There is sometimes a debate on whether The Morrigan is a mother figure. She had a child, Meiche, who had to be killed in order to save Ireland from the three serpents in his heart. I always wonder how that affected her, and I can’t surmise because I’m not a divine being, but a human. Macha gave birth to twins after her race against the King of Ulster. But giving birth doesn’t always make a mother. I’ve known too many women who gave birth and did awful things to their children, and I know women who did not give birth, but made spectacular moms.

My altar to her

I don’t see The Morrigan as one of the types of mothers who are gentle and loving, with lots of nurturing and hugs. Or one of the motherly earth goddesses that pick you up and console you when things are tough in life. I see her as the type of mother that really pushes their kid to do their best, and be successful, usually in a strict way, sometimes in an overbearing way. The kind where sometimes you want to rage against, but you also know that she is wise and knows what’s up. She's the kind of Goddess that hands you a sword or a spear and tells you to "Take care of it." She's the warrior who looks at you and says "Are you done yet?", and reaches a hand to pull you up from the ground as you wipe away your tears.
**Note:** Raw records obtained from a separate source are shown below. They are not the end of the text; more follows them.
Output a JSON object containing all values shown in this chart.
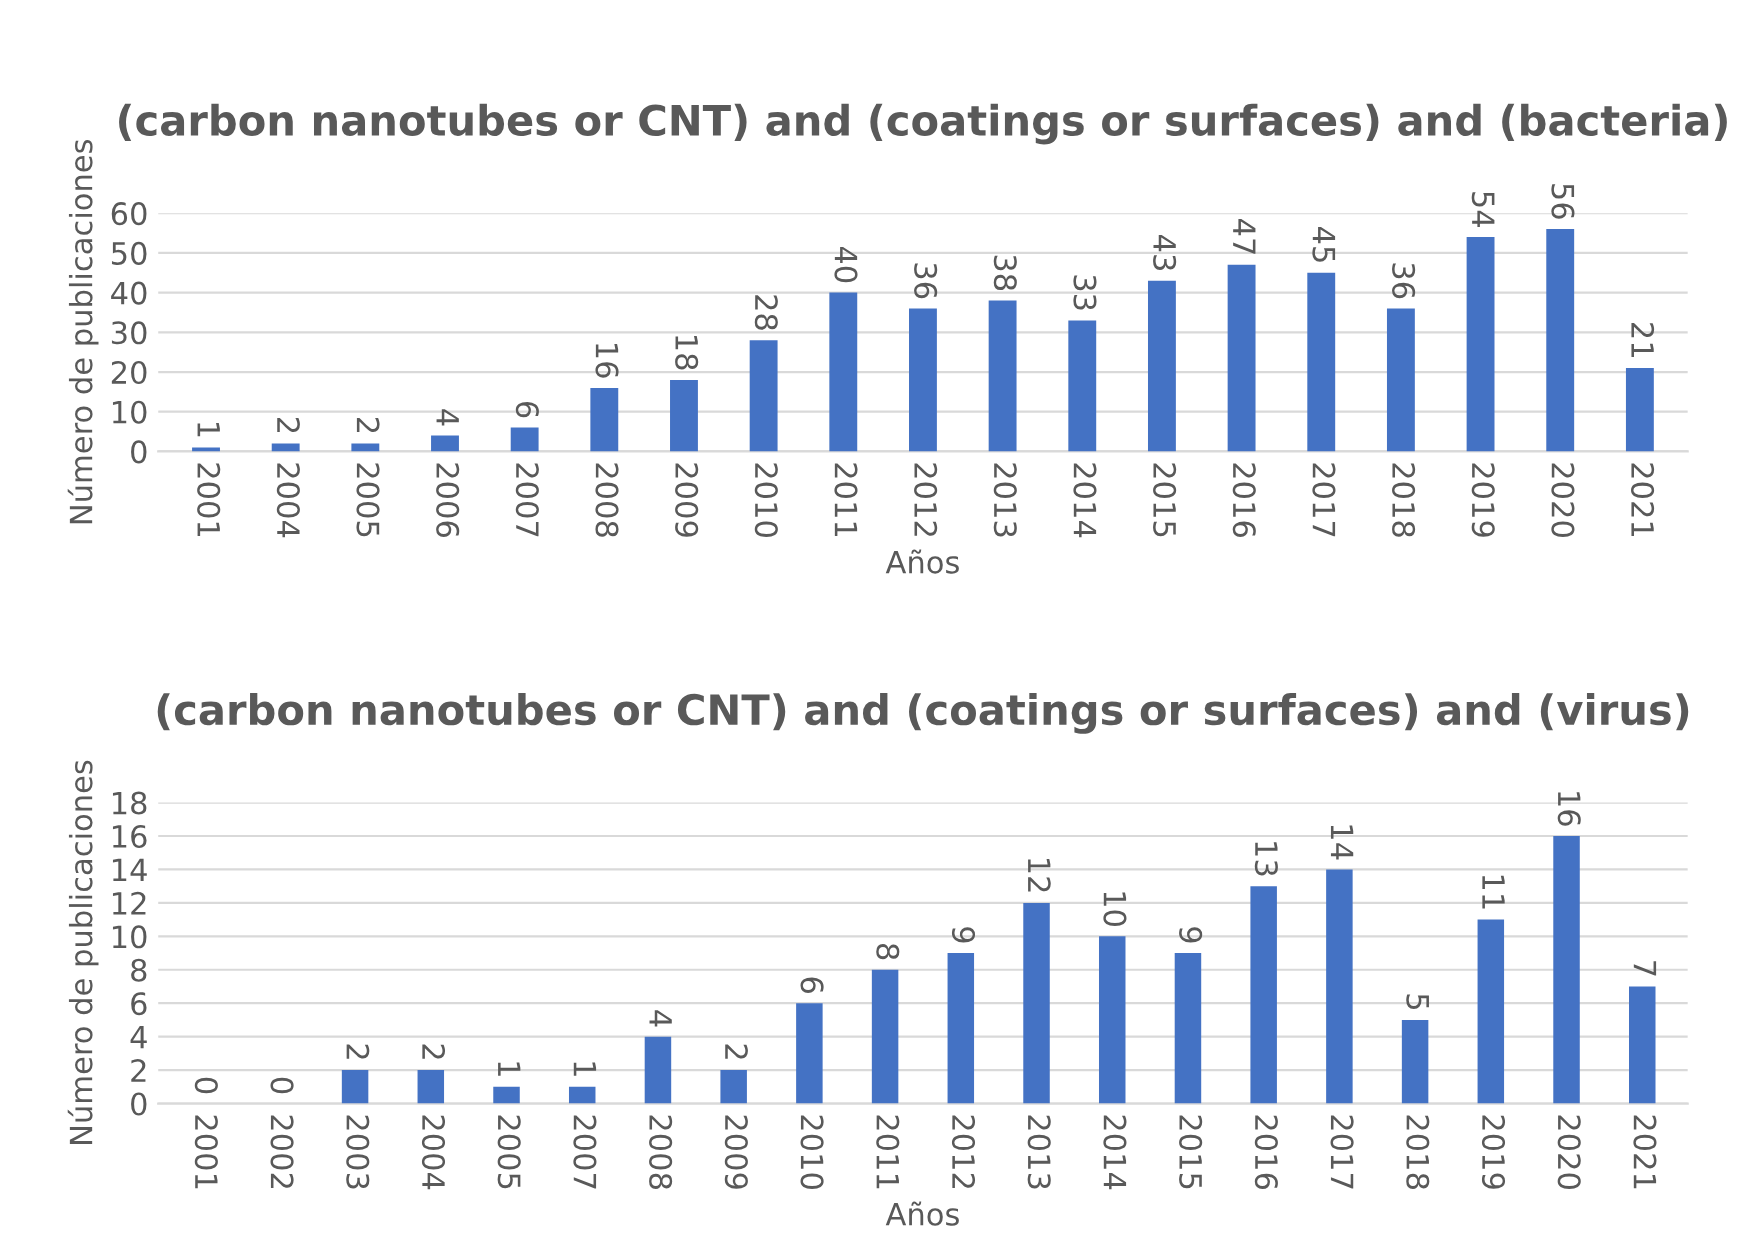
{
  "chart_data": [
    {
      "type": "bar",
      "title": "(carbon nanotubes or CNT) and (coatings or surfaces) and (bacteria)",
      "xlabel": "Años",
      "ylabel": "Número de publicaciones",
      "categories": [
        "2001",
        "2004",
        "2005",
        "2006",
        "2007",
        "2008",
        "2009",
        "2010",
        "2011",
        "2012",
        "2013",
        "2014",
        "2015",
        "2016",
        "2017",
        "2018",
        "2019",
        "2020",
        "2021"
      ],
      "values": [
        1,
        2,
        2,
        4,
        6,
        16,
        18,
        28,
        40,
        36,
        38,
        33,
        43,
        47,
        45,
        36,
        54,
        56,
        21
      ],
      "color": "#4472c4",
      "ylim": [
        0,
        60
      ],
      "yticks": [
        0,
        10,
        20,
        30,
        40,
        50,
        60
      ],
      "grid": "y",
      "data_labels": true
    },
    {
      "type": "bar",
      "title": "(carbon nanotubes or CNT) and (coatings or surfaces) and (virus)",
      "xlabel": "Años",
      "ylabel": "Número de publicaciones",
      "categories": [
        "2001",
        "2002",
        "2003",
        "2004",
        "2005",
        "2007",
        "2008",
        "2009",
        "2010",
        "2011",
        "2012",
        "2013",
        "2014",
        "2015",
        "2016",
        "2017",
        "2018",
        "2019",
        "2020",
        "2021"
      ],
      "values": [
        0,
        0,
        2,
        2,
        1,
        1,
        4,
        2,
        6,
        8,
        9,
        12,
        10,
        9,
        13,
        14,
        5,
        11,
        16,
        7
      ],
      "color": "#4472c4",
      "ylim": [
        0,
        18
      ],
      "yticks": [
        0,
        2,
        4,
        6,
        8,
        10,
        12,
        14,
        16,
        18
      ],
      "grid": "y",
      "data_labels": true
    }
  ]
}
The Morrigan is not gentle, she’s no nonsense, and doesn’t let me place my weaknesses as reasons to fail or not act. She calls out my bullshit, and it can get deeply uncomfortable at times, as well as be really fucking difficult! Excuse the language, but honestly, this is the truth in my experience. She's not completely unforgiving though, and at least in my own relationship, she works with me. Will she hit me with a cosmic 2x4 if I don't listen, or keep getting stuck repeating the same stupid mistakes? Oh you bet. But not usually on the first go. She gives me a chance to learn first.


To me, she's a badass warrior goddess and she is someone whom I respect and honor.

I am her priestess.

We are all called to serve in our own way, and I'd be the first to admit, I'm not meant for the frontline battle. I'm support, I'm hear to help heal the wounds, to incite and empower, to help strengthen minds and spirits for upcoming battles. Part of my devotion has been to discover that calling.


#31DaysMorrigan is a part of my devotional work to her- this is my public devotion, created as a way for others to join in on that devotion, and honor her. Liminal Raven Ministries is also, in a way, a part of my devotional work to her. In 2020, she told me what she wanted of me, and that the path would be long and hard. Within days of that message, the CMC program was dropped on my lap. As of today, I have one module remaining. The next 31 days are dedicated to her and to completing the program. All of which coincides around the anniversary of my first ritual of formal dedication as her priestess.


Things are coming together, yeah?


Yeah, though I doubt I can breathe easier…


She laughs. Maybe a little easier. For now.